HYDE PARK — Did a University of Chicago historian predict Donald Trump's presidency — years ago?

That's what GOP operative and Fox News contributor Karl Rove says.

Appearing on Fox News Tuesday night, Rove cited Daniel J. Boorstin, a now-deceased University of Chicago historian and former librarian of Congress who, in 1962, authored "The Image: A Guide to Pseudo-Events in America."

The book detailed  "the changing nature of the American media, which he thought was corroding a lot of the traditional sources of authority in our society, and weakening of party structures," Rove said, according to Poynter Institute media critic James Warren.

That meant that Americans would be less likely to nominate people who had experience in politics, Rove said. (Trump had never been elected to office before.)

Boorstin predicted: "We would pick people who are famous simply because they were famous," said Rove, describing Trump as a candidate "who basically used the media on his behalf to disrupt the existing political structure and existing political system."

Boorstin, who said he was inspired by the televised debates between John F. Kennedy and Richard M. Nixon to author the book, writes of the emergence of “a person who is known for his well-knownness.”

"If we test presiden­tial candidates by their talents on TV quiz performances, we will, of course, choose presidents for precisely these qualifica­tions," Boorstin wrote. "In a democracy, reality tends to conform to the pseudo-­event. Nature imitates art."

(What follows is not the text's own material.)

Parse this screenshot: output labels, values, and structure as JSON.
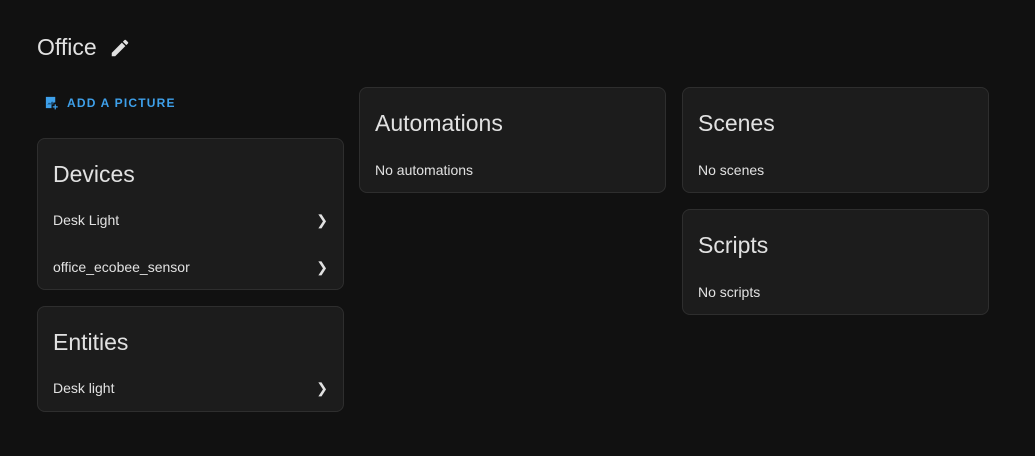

Amazon describes Boorstin’s book as "an essential resource for any reader who wants to distinguish the manifold deceptions of our culture from its few enduring truths."

Boorstin, who died in 2004, taught history at the U. of C. from 1944 to 1969. During the 1960s he was a controversial figure on campus. He "angered students for his opposition to affirmative action and campus protests," according to one profile.

He also is considered one of the greatest librarians of Congress for his efforts to press for funding and his intellectual vigor.